Late bloomers, (like me) take note. Success CAN come after sixty!



Success after Sixty
Photo by Abi Howard on Unsplash

And here’s a list that will prove it. 


  • J.R.R. Tolkien published The Hobbit when he was 45, but his fame and commercial success came with the publication of his Middle-Earth Trilogy. The Lord of the Rings was published when he was 62. Tolkien’s trilogy is listed as one of the best-selling books of all time, selling 150 million copies worldwide. 

  • Laura Ingalls Wilder began writing at age 44, but her success came 20 years later with the publication of Little House in the Big Woods. She was 65. The television series, Little House on the Prairie, based on her books premiered in 1974 and aired more than two hundred episodes. 

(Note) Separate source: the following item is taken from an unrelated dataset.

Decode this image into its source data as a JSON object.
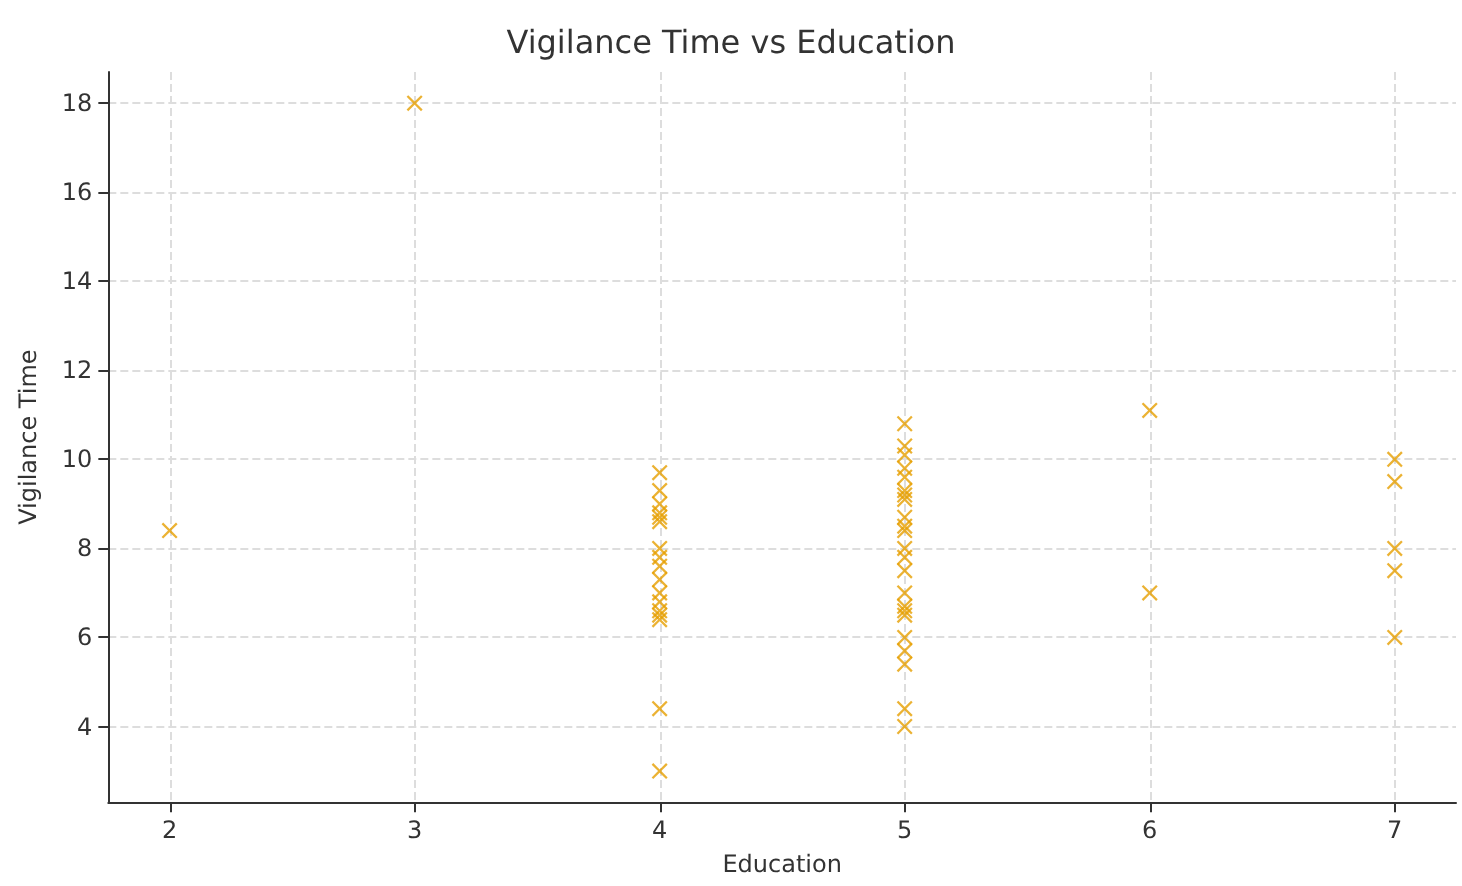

  • Frank McCourt was a school teacher turned writer. His memoir focused on being a child in abject poverty in Ireland. Angela’s Ashes was published when he was 66. Selling over 4 million copies in hardback, Angela’s Ashes won a Pulitzer Prize and the National Book Critics Circle Award in 1996. 

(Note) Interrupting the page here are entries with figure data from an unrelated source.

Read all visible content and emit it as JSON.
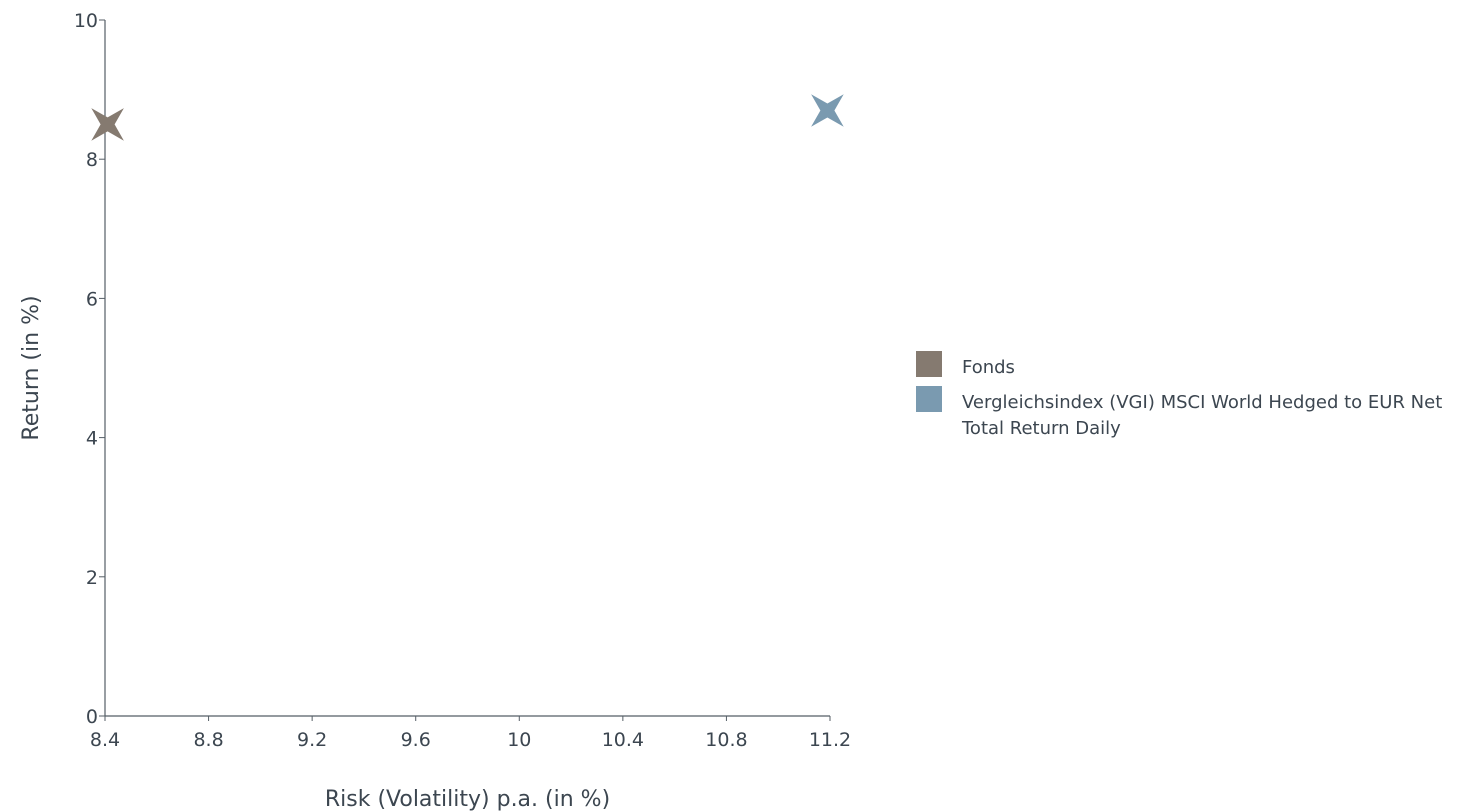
{
  "chart_data": {
    "type": "scatter",
    "title": "",
    "xlabel": "Risk (Volatility) p.a. (in %)",
    "ylabel": "Return (in %)",
    "xlim": [
      8.4,
      11.2
    ],
    "ylim": [
      0,
      10
    ],
    "x_ticks": [
      "8.4",
      "8.8",
      "9.2",
      "9.6",
      "10",
      "10.4",
      "10.8",
      "11.2"
    ],
    "y_ticks": [
      "0",
      "2",
      "4",
      "6",
      "8",
      "10"
    ],
    "grid": false,
    "legend_position": "right",
    "marker": "four-point-star",
    "series": [
      {
        "name": "Fonds",
        "color": "#857a70",
        "x": [
          8.41
        ],
        "y": [
          8.5
        ]
      },
      {
        "name": "Vergleichsindex (VGI) MSCI World Hedged to EUR Net Total Return Daily",
        "color": "#7a9ab0",
        "x": [
          11.19
        ],
        "y": [
          8.7
        ]
      }
    ]
  }
}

  • Wallace Stevens, “the best and most representative American poet of our time”, published the majority of his work after the age of 50, but it was the accumulation of his body of work that led to his greatest success. Stevens was awarded the Pulitzer Prize for Collected Poems at the age of 75. He died shortly after.

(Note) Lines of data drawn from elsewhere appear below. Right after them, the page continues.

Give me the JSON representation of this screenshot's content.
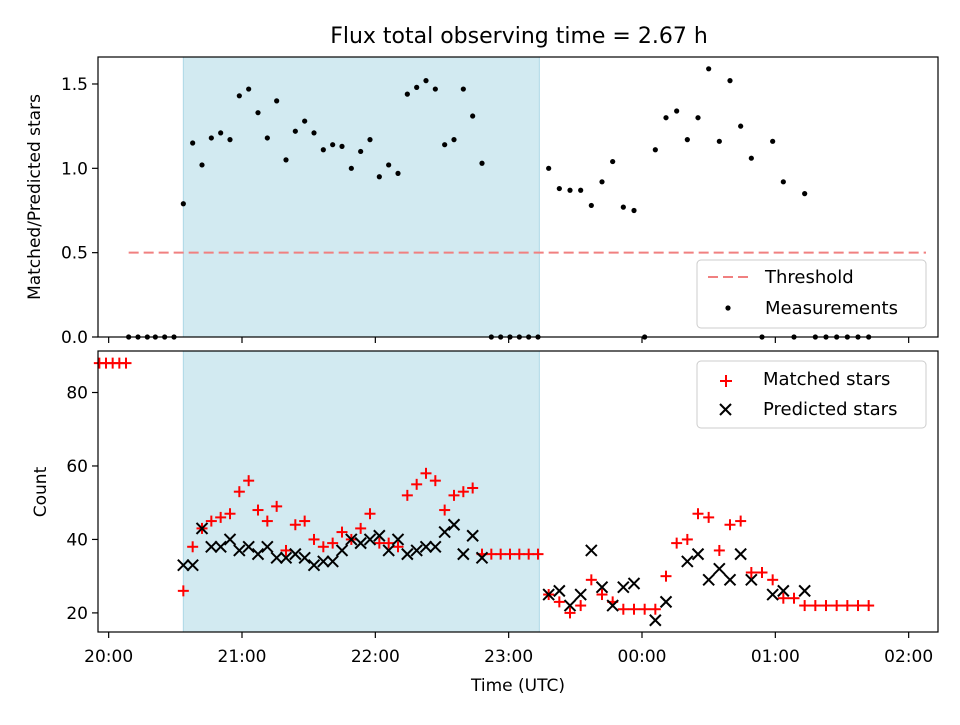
{
  "title": "Flux total observing time = 2.67 h",
  "colors": {
    "threshold": "#f08080",
    "measurement": "#000000",
    "matched": "#ff0000",
    "predicted": "#000000",
    "shade": "#add8e6"
  },
  "x_ticks": [
    "20:00",
    "21:00",
    "22:00",
    "23:00",
    "00:00",
    "01:00",
    "02:00"
  ],
  "x_tick_hours": [
    0,
    1,
    2,
    3,
    4,
    5,
    6
  ],
  "xlabel": "Time (UTC)",
  "xlim_hours": [
    -0.08,
    6.22
  ],
  "shaded_interval_hours": [
    0.56,
    3.23
  ],
  "chart_data": [
    {
      "type": "scatter",
      "ylabel": "Matched/Predicted stars",
      "ylim": [
        0,
        1.66
      ],
      "y_ticks": [
        "0.0",
        "0.5",
        "1.0",
        "1.5"
      ],
      "y_tick_values": [
        0,
        0.5,
        1.0,
        1.5
      ],
      "threshold": {
        "name": "Threshold",
        "y": 0.5,
        "x_range_hours": [
          0.15,
          6.13
        ]
      },
      "legend": {
        "position": "lower right",
        "entries": [
          "Threshold",
          "Measurements"
        ]
      },
      "series": [
        {
          "name": "Measurements",
          "points": [
            [
              0.15,
              0
            ],
            [
              0.22,
              0
            ],
            [
              0.29,
              0
            ],
            [
              0.35,
              0
            ],
            [
              0.42,
              0
            ],
            [
              0.49,
              0
            ],
            [
              0.56,
              0.79
            ],
            [
              0.63,
              1.15
            ],
            [
              0.7,
              1.02
            ],
            [
              0.77,
              1.18
            ],
            [
              0.84,
              1.21
            ],
            [
              0.91,
              1.17
            ],
            [
              0.98,
              1.43
            ],
            [
              1.05,
              1.47
            ],
            [
              1.12,
              1.33
            ],
            [
              1.19,
              1.18
            ],
            [
              1.26,
              1.4
            ],
            [
              1.33,
              1.05
            ],
            [
              1.4,
              1.22
            ],
            [
              1.47,
              1.28
            ],
            [
              1.54,
              1.21
            ],
            [
              1.61,
              1.11
            ],
            [
              1.68,
              1.14
            ],
            [
              1.75,
              1.13
            ],
            [
              1.82,
              1.0
            ],
            [
              1.89,
              1.1
            ],
            [
              1.96,
              1.17
            ],
            [
              2.03,
              0.95
            ],
            [
              2.1,
              1.02
            ],
            [
              2.17,
              0.97
            ],
            [
              2.24,
              1.44
            ],
            [
              2.31,
              1.48
            ],
            [
              2.38,
              1.52
            ],
            [
              2.45,
              1.47
            ],
            [
              2.52,
              1.14
            ],
            [
              2.59,
              1.17
            ],
            [
              2.66,
              1.47
            ],
            [
              2.73,
              1.31
            ],
            [
              2.8,
              1.03
            ],
            [
              2.87,
              0
            ],
            [
              2.94,
              0
            ],
            [
              3.01,
              0
            ],
            [
              3.08,
              0
            ],
            [
              3.15,
              0
            ],
            [
              3.22,
              0
            ],
            [
              3.3,
              1.0
            ],
            [
              3.38,
              0.88
            ],
            [
              3.46,
              0.87
            ],
            [
              3.54,
              0.87
            ],
            [
              3.62,
              0.78
            ],
            [
              3.7,
              0.92
            ],
            [
              3.78,
              1.04
            ],
            [
              3.86,
              0.77
            ],
            [
              3.94,
              0.75
            ],
            [
              4.02,
              0
            ],
            [
              4.1,
              1.11
            ],
            [
              4.18,
              1.3
            ],
            [
              4.26,
              1.34
            ],
            [
              4.34,
              1.17
            ],
            [
              4.42,
              1.3
            ],
            [
              4.5,
              1.59
            ],
            [
              4.58,
              1.16
            ],
            [
              4.66,
              1.52
            ],
            [
              4.74,
              1.25
            ],
            [
              4.82,
              1.06
            ],
            [
              4.9,
              0
            ],
            [
              4.98,
              1.16
            ],
            [
              5.06,
              0.92
            ],
            [
              5.14,
              0
            ],
            [
              5.22,
              0.85
            ],
            [
              5.3,
              0
            ],
            [
              5.38,
              0
            ],
            [
              5.46,
              0
            ],
            [
              5.54,
              0
            ],
            [
              5.62,
              0
            ],
            [
              5.7,
              0
            ]
          ]
        }
      ]
    },
    {
      "type": "scatter",
      "ylabel": "Count",
      "ylim": [
        14.8,
        91.3
      ],
      "y_ticks": [
        "20",
        "40",
        "60",
        "80"
      ],
      "y_tick_values": [
        20,
        40,
        60,
        80
      ],
      "legend": {
        "position": "upper right",
        "entries": [
          "Matched stars",
          "Predicted stars"
        ]
      },
      "series": [
        {
          "name": "Matched stars",
          "points": [
            [
              -0.07,
              88
            ],
            [
              -0.02,
              88
            ],
            [
              0.03,
              88
            ],
            [
              0.08,
              88
            ],
            [
              0.13,
              88
            ],
            [
              0.56,
              26
            ],
            [
              0.63,
              38
            ],
            [
              0.7,
              43
            ],
            [
              0.77,
              45
            ],
            [
              0.84,
              46
            ],
            [
              0.91,
              47
            ],
            [
              0.98,
              53
            ],
            [
              1.05,
              56
            ],
            [
              1.12,
              48
            ],
            [
              1.19,
              45
            ],
            [
              1.26,
              49
            ],
            [
              1.33,
              37
            ],
            [
              1.4,
              44
            ],
            [
              1.47,
              45
            ],
            [
              1.54,
              40
            ],
            [
              1.61,
              38
            ],
            [
              1.68,
              39
            ],
            [
              1.75,
              42
            ],
            [
              1.82,
              40
            ],
            [
              1.89,
              43
            ],
            [
              1.96,
              47
            ],
            [
              2.03,
              39
            ],
            [
              2.1,
              39
            ],
            [
              2.17,
              38
            ],
            [
              2.24,
              52
            ],
            [
              2.31,
              55
            ],
            [
              2.38,
              58
            ],
            [
              2.45,
              56
            ],
            [
              2.52,
              48
            ],
            [
              2.59,
              52
            ],
            [
              2.66,
              53
            ],
            [
              2.73,
              54
            ],
            [
              2.8,
              36
            ],
            [
              2.87,
              36
            ],
            [
              2.94,
              36
            ],
            [
              3.01,
              36
            ],
            [
              3.08,
              36
            ],
            [
              3.15,
              36
            ],
            [
              3.22,
              36
            ],
            [
              3.3,
              25
            ],
            [
              3.38,
              23
            ],
            [
              3.46,
              20
            ],
            [
              3.54,
              22
            ],
            [
              3.62,
              29
            ],
            [
              3.7,
              25
            ],
            [
              3.78,
              23
            ],
            [
              3.86,
              21
            ],
            [
              3.94,
              21
            ],
            [
              4.02,
              21
            ],
            [
              4.1,
              21
            ],
            [
              4.18,
              30
            ],
            [
              4.26,
              39
            ],
            [
              4.34,
              40
            ],
            [
              4.42,
              47
            ],
            [
              4.5,
              46
            ],
            [
              4.58,
              37
            ],
            [
              4.66,
              44
            ],
            [
              4.74,
              45
            ],
            [
              4.82,
              31
            ],
            [
              4.9,
              31
            ],
            [
              4.98,
              29
            ],
            [
              5.06,
              24
            ],
            [
              5.14,
              24
            ],
            [
              5.22,
              22
            ],
            [
              5.3,
              22
            ],
            [
              5.38,
              22
            ],
            [
              5.46,
              22
            ],
            [
              5.54,
              22
            ],
            [
              5.62,
              22
            ],
            [
              5.7,
              22
            ]
          ]
        },
        {
          "name": "Predicted stars",
          "points": [
            [
              0.56,
              33
            ],
            [
              0.63,
              33
            ],
            [
              0.7,
              43
            ],
            [
              0.77,
              38
            ],
            [
              0.84,
              38
            ],
            [
              0.91,
              40
            ],
            [
              0.98,
              37
            ],
            [
              1.05,
              38
            ],
            [
              1.12,
              36
            ],
            [
              1.19,
              38
            ],
            [
              1.26,
              35
            ],
            [
              1.33,
              35
            ],
            [
              1.4,
              36
            ],
            [
              1.47,
              35
            ],
            [
              1.54,
              33
            ],
            [
              1.61,
              34
            ],
            [
              1.68,
              34
            ],
            [
              1.75,
              37
            ],
            [
              1.82,
              40
            ],
            [
              1.89,
              39
            ],
            [
              1.96,
              40
            ],
            [
              2.03,
              41
            ],
            [
              2.1,
              37
            ],
            [
              2.17,
              40
            ],
            [
              2.24,
              36
            ],
            [
              2.31,
              37
            ],
            [
              2.38,
              38
            ],
            [
              2.45,
              38
            ],
            [
              2.52,
              42
            ],
            [
              2.59,
              44
            ],
            [
              2.66,
              36
            ],
            [
              2.73,
              41
            ],
            [
              2.8,
              35
            ],
            [
              3.3,
              25
            ],
            [
              3.38,
              26
            ],
            [
              3.46,
              22
            ],
            [
              3.54,
              25
            ],
            [
              3.62,
              37
            ],
            [
              3.7,
              27
            ],
            [
              3.78,
              22
            ],
            [
              3.86,
              27
            ],
            [
              3.94,
              28
            ],
            [
              4.1,
              18
            ],
            [
              4.18,
              23
            ],
            [
              4.34,
              34
            ],
            [
              4.42,
              36
            ],
            [
              4.5,
              29
            ],
            [
              4.58,
              32
            ],
            [
              4.66,
              29
            ],
            [
              4.74,
              36
            ],
            [
              4.82,
              29
            ],
            [
              4.98,
              25
            ],
            [
              5.06,
              26
            ],
            [
              5.22,
              26
            ]
          ]
        }
      ]
    }
  ]
}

  • Harriet Doerr didn’t start writing until she was in her 60’s. She went back to school, got a degree from Stanford when she was 67, and then published her first book, Stones of Ibarra, when she was 73. Her book about a couple who opens an abandoned copper mine won the National Book Award for First Work of Fiction in 1984. 

  • Jane Brody joined the New York Times in 1965. Sometimes called the “High Priestess of Health” because she has been authoring the personal health column since 1976. She has written twelve books, written thousands of articles on health, won honorary degrees, and is a sought-after speaker around the world. She’s still writing, and whenever I see one of her articles in the NYT, I smile. Jane Brody is 78. 

  • Sam Savage wrote from the time he was a teenager until he was 55. At that late stage of his life, he was discouraged by his inability to find a publisher. (I feel you, Sam.) He quit writing and decided to go sailing, much like Ishmael of Moby Dick who left whenever he felt himself “ growing grim about the mouth.” Savage suffered from a genetic lung disease and could not survive the rigors of the sea, so he came back to writing. He was 65 when his first book, Firmin: Adventures of a Metropolitan Lowlife was published in 2006. It sold one million copies. He went on to publish 4 more books, dying at the age of 78, just days after his 5th book was published. 

  • Mary Wesley, left broke and broken-hearted after the death of her beloved husband, Eric Siepmann, started writing. Instead of throwing her work away like she usually did, she submitted her novel to a publisher. Her first book, Jumping the Queue, was published when she was 70. The ten books she wrote in the last twenty years of her life sold 3 million copies and earned her a Commander of the Order of the British Empire, an award given for her contribution to the arts.

  • Helen Hooven Santmyer began writing her epic Ladies of the Club when she was 69 years old. It was published in 1982, staying at the top — #1 — of the NYT Bestseller list for seven weeks and on the list in some position for 37 weeks. She was 87 when her best-selling book came out.

  •  Millard Kaufman was co-creator of Mr. Magoo. (And yes, I know that you youngsters out there will have no idea of who Mr. Magoo was.) But those of us at a certain age remember the silly cartoon figure who couldn’t see ANYTHING but wouldn’t admit it. Millard Kaufman was a screenwriter in his 30s. Bowl of Cherries was his first novel. He started writing it when he was 86 and published it at the age of 90. 


Writers can be successful after 60
Photo by Ravi Patel on Unsplash

A dream has no age limit. 


Neither does creativity. Or thought. Or determination.

 

With any luck, I’ve got a couple of decades to get where I want to be. I just have to work hard to beat the ever-ticking clock.


Melissa Gouty freelancer-for-hire who is happy to be alive. She celebrates each birthday with joy and longs to be added to this list of writers who find success after the age of 60.